Every year the AAG provides small grants to support research and fieldwork that address questions of major importance to the discipline. Three recipients were chosen this year from among 15 applicants and will each receive $500.

Laura-Anne Minkoff-Zern is Assistant Professor of Food Studies in the Department of Public Health, Food Studies and Nutrition at Syracuse University, as well as an Affiliated Faculty in the departments of Geography, and Women’s and Gender Studies. She has received support for a project entitled “The New American Farmer: Immigration, Race, and the Struggle for Sustainability.” This research explores the transition of immigrant Latinos from farmworkers to farm owners, looking at racial discrimination, agrarian identity, and inclusivity in food and farming in America.

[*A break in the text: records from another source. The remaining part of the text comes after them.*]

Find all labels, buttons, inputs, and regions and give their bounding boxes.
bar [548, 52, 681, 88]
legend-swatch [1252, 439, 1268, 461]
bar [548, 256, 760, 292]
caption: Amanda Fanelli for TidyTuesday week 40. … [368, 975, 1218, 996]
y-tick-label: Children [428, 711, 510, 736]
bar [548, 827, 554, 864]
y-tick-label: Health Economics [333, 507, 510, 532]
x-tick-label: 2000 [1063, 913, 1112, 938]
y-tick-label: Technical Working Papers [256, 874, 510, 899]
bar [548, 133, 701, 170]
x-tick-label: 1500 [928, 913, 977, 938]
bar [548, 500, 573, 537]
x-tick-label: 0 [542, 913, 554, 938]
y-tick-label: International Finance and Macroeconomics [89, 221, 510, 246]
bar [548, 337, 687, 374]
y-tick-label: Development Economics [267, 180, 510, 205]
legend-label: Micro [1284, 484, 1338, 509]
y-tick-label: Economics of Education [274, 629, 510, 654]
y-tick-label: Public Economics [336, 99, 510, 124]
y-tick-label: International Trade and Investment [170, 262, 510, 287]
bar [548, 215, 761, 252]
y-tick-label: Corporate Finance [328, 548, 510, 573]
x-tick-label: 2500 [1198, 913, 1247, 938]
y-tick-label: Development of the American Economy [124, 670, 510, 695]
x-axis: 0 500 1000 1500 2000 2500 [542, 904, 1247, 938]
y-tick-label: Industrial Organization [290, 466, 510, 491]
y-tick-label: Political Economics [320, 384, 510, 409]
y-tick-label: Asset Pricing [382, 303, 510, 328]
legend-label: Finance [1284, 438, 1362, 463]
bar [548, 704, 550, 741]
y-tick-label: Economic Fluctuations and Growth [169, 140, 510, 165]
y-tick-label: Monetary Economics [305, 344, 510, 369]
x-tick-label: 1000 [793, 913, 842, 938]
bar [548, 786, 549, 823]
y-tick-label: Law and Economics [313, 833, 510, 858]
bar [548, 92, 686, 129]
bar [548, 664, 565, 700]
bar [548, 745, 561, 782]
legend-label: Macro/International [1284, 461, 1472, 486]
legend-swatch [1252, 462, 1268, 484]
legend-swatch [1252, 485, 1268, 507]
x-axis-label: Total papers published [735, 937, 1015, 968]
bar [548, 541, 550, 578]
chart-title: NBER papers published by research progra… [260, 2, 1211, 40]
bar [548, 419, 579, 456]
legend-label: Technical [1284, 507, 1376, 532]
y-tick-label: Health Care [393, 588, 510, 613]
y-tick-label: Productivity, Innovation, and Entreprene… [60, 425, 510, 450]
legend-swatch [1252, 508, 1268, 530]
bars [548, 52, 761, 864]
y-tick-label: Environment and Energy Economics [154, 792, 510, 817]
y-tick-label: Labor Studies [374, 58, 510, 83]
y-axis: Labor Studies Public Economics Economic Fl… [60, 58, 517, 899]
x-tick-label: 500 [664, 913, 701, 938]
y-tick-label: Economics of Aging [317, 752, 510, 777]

She is comparing four sites across the United States, each of which has a significant and unique group of Latino farmers who have struggled against multiple levels of inequality to start their own farm businesses. The funds from the grant will be used for travel to her final fieldwork location of Yakima, Washington in spring 2016 to conduct interviews.

Margaret Sugg is an Assistant Professor in the Department of Geography and Planning at Appalachian State University. She has received support for a project entitled “A multiscale approach to assessing heat-health vulnerability.” With a large number of hospitalizations and deaths each year related to heat exposure, this research seeks to identify individual to regional patterns of heat-health vulnerabilities and the thermal environments that control these patterns. The funds from the grant will be used to purchase 12 Maximum Integrated thermocron ibutton Devices which measure the ambient temperatures experienced by wearers both indoors and outdoors. Students from Appalachian State University will test the devices before they are given to heat-vulnerable populations such has outdoor laborers and high school athletes.

Sophie Webber is a Postdoctoral Research Fellow in the Department of Geography at University of California, Los Angeles. She has received support for a project entitled “Climate Service: Commercializing science for urban adaptation and infrastructure planning.” This research explores the relations between states, markets, and science in the context of climate change, particularly the commercialization of climate science through ‘climate services.’ She will be looking at major global climate service governance organizations such as the World Bank and the Climate Services Center, conducting key informant interviews, analyses of policies and documentation, and participant observation at conferences and meetings. The funds from the grant will be used for travel to Washington DC and New York City to study these organizations that produce climate services.

The AAG Research Grants are competitively awarded to scholars to provide direct expenses for research or fieldwork, excluding master’s or doctoral dissertation research.